The deep learning solution used for this problem was inspired by U-Net (shown below, image taken from the paper), a convolutional neural network for image segmentation that was demonstrated on medical images of cells.

unet

A convolutional neural network was created for this problem (see below). The model was designed so that the output segmentation map has the same length and width as the input image. To reduce computation time and storage, the model was also simplified, with almost a third fewer layers and blocks. This is because the dimensions of the input image are small (an order of magnitude smaller than the input to U-Net) and thus too many pooling layers is undesirable. Furthermore, the set of potential objects in the chromosome images is small and the set of potential chromosome shapes is small, which reduces the scope of the problem and thus the modeling needs. Also, cropping was not done within the network and padding was set to be 'same'. This was because given the small input image, it was undesirable to remove pixels.

overlappingseg

Various hyperparameters of the model were tested, included encoding the class labels as integers, using one-hot encodings, combining the classes of the non-overlapping regions, treating each chromosome separately, using or not using class weights, trying different activation functions, and choosing different loss functions.

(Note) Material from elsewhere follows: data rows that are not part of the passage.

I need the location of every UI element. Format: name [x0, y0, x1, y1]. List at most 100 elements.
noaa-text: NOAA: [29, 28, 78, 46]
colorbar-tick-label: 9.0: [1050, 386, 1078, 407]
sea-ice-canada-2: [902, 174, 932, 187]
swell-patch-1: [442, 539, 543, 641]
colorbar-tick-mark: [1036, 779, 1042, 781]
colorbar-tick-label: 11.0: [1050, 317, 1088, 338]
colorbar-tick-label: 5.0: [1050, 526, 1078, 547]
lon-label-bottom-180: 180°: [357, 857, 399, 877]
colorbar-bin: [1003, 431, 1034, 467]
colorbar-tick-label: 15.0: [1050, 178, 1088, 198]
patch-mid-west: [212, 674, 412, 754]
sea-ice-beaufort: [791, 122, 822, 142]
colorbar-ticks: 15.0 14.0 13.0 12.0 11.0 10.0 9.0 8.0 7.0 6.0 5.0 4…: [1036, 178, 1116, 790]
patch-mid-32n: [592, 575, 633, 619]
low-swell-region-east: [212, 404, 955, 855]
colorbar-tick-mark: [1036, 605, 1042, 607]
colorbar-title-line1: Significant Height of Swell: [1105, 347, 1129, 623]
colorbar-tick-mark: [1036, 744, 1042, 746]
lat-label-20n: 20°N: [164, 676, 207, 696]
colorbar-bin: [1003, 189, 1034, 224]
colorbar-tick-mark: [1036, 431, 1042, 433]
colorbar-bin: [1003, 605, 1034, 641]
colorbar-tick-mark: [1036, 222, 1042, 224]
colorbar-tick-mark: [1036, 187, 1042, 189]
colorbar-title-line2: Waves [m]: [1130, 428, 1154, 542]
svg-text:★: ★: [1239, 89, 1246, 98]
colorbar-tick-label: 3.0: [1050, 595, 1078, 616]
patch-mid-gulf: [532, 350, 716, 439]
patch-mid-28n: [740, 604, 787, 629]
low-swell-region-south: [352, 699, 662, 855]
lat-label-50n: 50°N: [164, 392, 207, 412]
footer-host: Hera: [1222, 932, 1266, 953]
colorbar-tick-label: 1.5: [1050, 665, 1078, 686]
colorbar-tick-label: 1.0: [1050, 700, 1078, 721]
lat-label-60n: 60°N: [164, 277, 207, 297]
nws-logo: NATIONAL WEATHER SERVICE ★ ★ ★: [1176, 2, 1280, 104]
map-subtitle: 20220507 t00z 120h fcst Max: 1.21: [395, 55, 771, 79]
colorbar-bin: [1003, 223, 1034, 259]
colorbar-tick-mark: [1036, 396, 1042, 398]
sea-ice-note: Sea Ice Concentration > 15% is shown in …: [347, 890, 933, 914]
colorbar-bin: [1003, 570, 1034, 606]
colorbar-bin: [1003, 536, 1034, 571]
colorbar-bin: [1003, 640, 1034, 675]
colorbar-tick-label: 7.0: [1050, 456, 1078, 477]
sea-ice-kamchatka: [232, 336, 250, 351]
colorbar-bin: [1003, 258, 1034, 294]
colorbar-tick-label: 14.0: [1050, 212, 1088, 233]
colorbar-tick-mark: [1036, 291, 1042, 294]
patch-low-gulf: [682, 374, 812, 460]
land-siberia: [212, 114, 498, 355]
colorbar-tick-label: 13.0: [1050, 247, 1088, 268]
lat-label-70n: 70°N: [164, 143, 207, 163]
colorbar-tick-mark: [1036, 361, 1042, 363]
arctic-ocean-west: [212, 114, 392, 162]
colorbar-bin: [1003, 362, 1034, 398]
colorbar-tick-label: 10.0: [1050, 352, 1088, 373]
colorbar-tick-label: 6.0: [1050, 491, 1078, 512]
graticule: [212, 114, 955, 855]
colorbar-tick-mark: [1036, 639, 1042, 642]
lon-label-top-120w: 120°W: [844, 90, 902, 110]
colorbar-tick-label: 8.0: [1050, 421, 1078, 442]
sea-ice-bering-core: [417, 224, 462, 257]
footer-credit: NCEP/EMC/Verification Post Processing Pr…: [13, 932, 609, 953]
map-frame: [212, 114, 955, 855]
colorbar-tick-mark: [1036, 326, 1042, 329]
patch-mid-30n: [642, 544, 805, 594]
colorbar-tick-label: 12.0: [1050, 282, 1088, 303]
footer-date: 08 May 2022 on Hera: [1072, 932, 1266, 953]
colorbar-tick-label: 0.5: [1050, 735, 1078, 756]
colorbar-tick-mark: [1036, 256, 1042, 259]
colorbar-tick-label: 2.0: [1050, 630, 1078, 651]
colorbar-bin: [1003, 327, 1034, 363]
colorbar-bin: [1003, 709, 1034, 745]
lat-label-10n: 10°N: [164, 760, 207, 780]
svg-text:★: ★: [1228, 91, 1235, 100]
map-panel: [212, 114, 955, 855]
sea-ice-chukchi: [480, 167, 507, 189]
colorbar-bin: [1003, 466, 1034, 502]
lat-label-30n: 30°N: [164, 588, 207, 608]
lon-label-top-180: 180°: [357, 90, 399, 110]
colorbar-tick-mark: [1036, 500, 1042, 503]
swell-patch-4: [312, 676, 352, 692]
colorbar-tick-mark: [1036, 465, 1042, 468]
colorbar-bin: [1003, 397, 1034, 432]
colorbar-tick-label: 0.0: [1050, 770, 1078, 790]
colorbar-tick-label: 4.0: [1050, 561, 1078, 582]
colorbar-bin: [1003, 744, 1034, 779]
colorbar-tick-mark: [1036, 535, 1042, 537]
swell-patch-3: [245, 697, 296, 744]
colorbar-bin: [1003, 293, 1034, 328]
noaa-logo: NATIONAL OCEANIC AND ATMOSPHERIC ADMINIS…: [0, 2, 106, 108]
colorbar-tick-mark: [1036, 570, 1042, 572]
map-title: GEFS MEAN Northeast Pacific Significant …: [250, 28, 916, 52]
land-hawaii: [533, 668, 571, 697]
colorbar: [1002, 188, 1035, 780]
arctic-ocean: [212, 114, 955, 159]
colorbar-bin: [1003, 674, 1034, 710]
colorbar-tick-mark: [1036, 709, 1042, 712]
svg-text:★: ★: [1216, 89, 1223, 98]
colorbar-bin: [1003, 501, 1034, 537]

The model was trained on the first 80% of the data (10,747 samples) and tested on the last 20% of the data (2,687 samples).

Results

To quantitatively assess the results, the intersection over union (IOU, or Jaccard's index) is calculated. IOU is a commonly reported metric for image segmentation. It is defined as the area of overlap (between the prediction and the ground truth) divided by the area of union (between the prediction and the ground truth). The image below illustrates this definition. The closer the IOU is to 100%, the better the segmentation. The model is able to achieve an IOU of 94.7% for the overlapping region, and 88.2% and 94.4% on the two chromosomes. This corresponds to dice scores of 97.3%, 93.7% and 97.1% respectively. The Dice score is an alternative metric similar to IOU, The formula for the dice score is two times the area of overlap divided by the sum of the two areas. To convert between IOU (J) and Dice (D), we have J = D/(2-D) and D = 2J(1+J).

IOUdef

Graphs of IOU and loss versus epoch are shown below, along with sample predictions. Given that the testing loss is plateauing and not yet increasing, I was not worried about overfitting at this training time.

IOUlossgraph

sampleoutput

In terms of next steps, the data set can be supplemented with images of single chromosomes and more than two overlapping chromosomes. Data augmentation can also include transformations such as rotations, reflections, and stretching. Additional hyperparameters can also be explored, such as sample weights, filter numbers, and layer numbers. Increasing convolution size may improve misclassification between the red and green chromosomes. For upsampling, instead of cropping layers, the decoder can use pooling indices computed in the max-pooling step of the corresponding encoder, as in Segnet.

To build a production system that can operate on entire microscope images, this model can be combined with an object detection algorithm. First, the object detection algorithm can draw bounding boxes around chromosomes in an image. Then, an image segmentation algorithm, based on the model presented here, can identify and separate chromosomes.